Whatever any metal surfaces I chose, there is no white metal in visualisation. Did I do anything wrong?
Hi,
They are white, however the environment is being reflected on them. When set to white, the metal acts like a perfect mirror.
@Laci_K Hey, what if I need 12 colors and gradients on top of that? Just asking out of curiosity. You know how crazy I am when it comes to colors, gradients and such!
In that case, Visualization might not be the best tool for the goal at the moment.
Hey! You’re taking teasing seriously?
I know exactly what visualization is made for, and I love it… but I’m so tired having to render the “end result/product” as the end-user (is there even a “start-user”?) on something else. Meh. Sometimes I’m feeling too inspired and great on the couch. Moving to the workstation kills my creative vibe.
I don’t mean to brag, but I’m coming from this:
[
Unreal Engine 5
unrealengine.com
](Unreal Engine 5 - Unreal Engine)
Just FYI. This is my go-to rendering engine. Be it small or gigantic an object, I don’t (usually) get what I want from any other software.

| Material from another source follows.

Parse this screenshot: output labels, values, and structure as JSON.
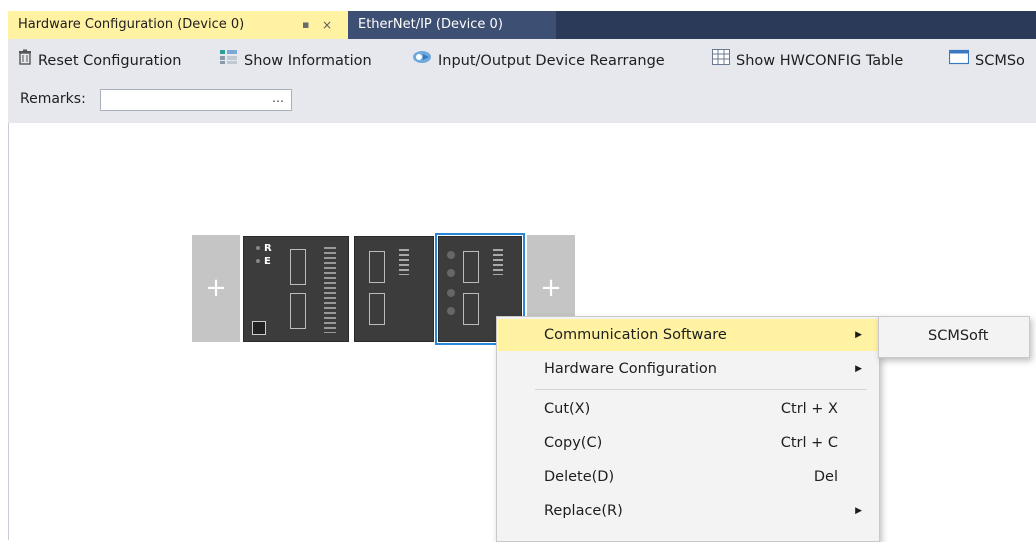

Few lines back: you wrote “end-user”, right?
This is what I call hackneyed terminology.
It’s not about you, it’s about what we all do with words. Honestly, Shapr3D is insanely ahead of every other CAD software (huge desktop powerhouses based on 1970’s or 80’s kernels don’t count. They are still used, but long dead).
I remember what your mission statement is. What István proudly says about who you are and what you do as Shapr3D. I share this vision.
Something doesn’t add up. You can’t create brand new software for the 21st century, breaking with 40-some years of old heavy-clunky-county CAD software monopoly… and further develop and refine software like yours with half-a-century-old wording. “End user” should not even exist anymore.
It’s like not knowing “price” from “price tag”. Both are totally different. Ask 1k people what the difference is. You’re in luck if one person can tell. It’s a sad fact.
Time to change terminology and create new, relevant, accurate (4 digits after the comma beg for precise, zero-approximation wording) and clever one as much as CAD software got a massive cleanup with Shapr3D.
Are we truly all happy with our “comfort zone” careless wording used in and out of context, or are we too lazy to question this nonsensical, f’kn status quo? Are we actually… zombies?
Rhetorical questioning. It’s at a nth abstraction degree, so don’t get all heated up, even though I’m “firing up”. I know it’s a friendly forum and all, but rules are meant to be broken, and hypocrisy is not my thing. Either I shut it or say what I think regardless of what anyone may think.
Again, it’s not about you personally, it’s about wording that makes eyes bleed (and ears bleed as well if you hear it). I’m off LinkedIn and such because of that. Also, I gotta mention that I’ve been working a few months in “talent acquisition”. Nothing comes close to this when it’s hackneyed, worn out, cliché, redundant and above all, hype and meaningless we’re dealing with.
It’s not only in the CAD world, I’m afraid. You know, the more you use a word, the less meaning it has, right? Synonyms are there for a reason. Paraphrases too.
Maybe is it only cultural. I’m really serious when it comes to CAD wording and jargon badly needing a good cleanup. If it’s revolution that you want, don’t reuse anything from “the past”. You can. The only question is: do you want it?
Finally, it’s all out of my chest. Take some, leave some, but don’t start thinking that I’m there to stir sh…
The whole world needs a cleanup, and yes, it’s a rant. I’m not always the silent, quiet, behind-the-stages guy. It’s actually the opposite. I’ve spent much more time onstage than offstage, but now that’s truly digressing.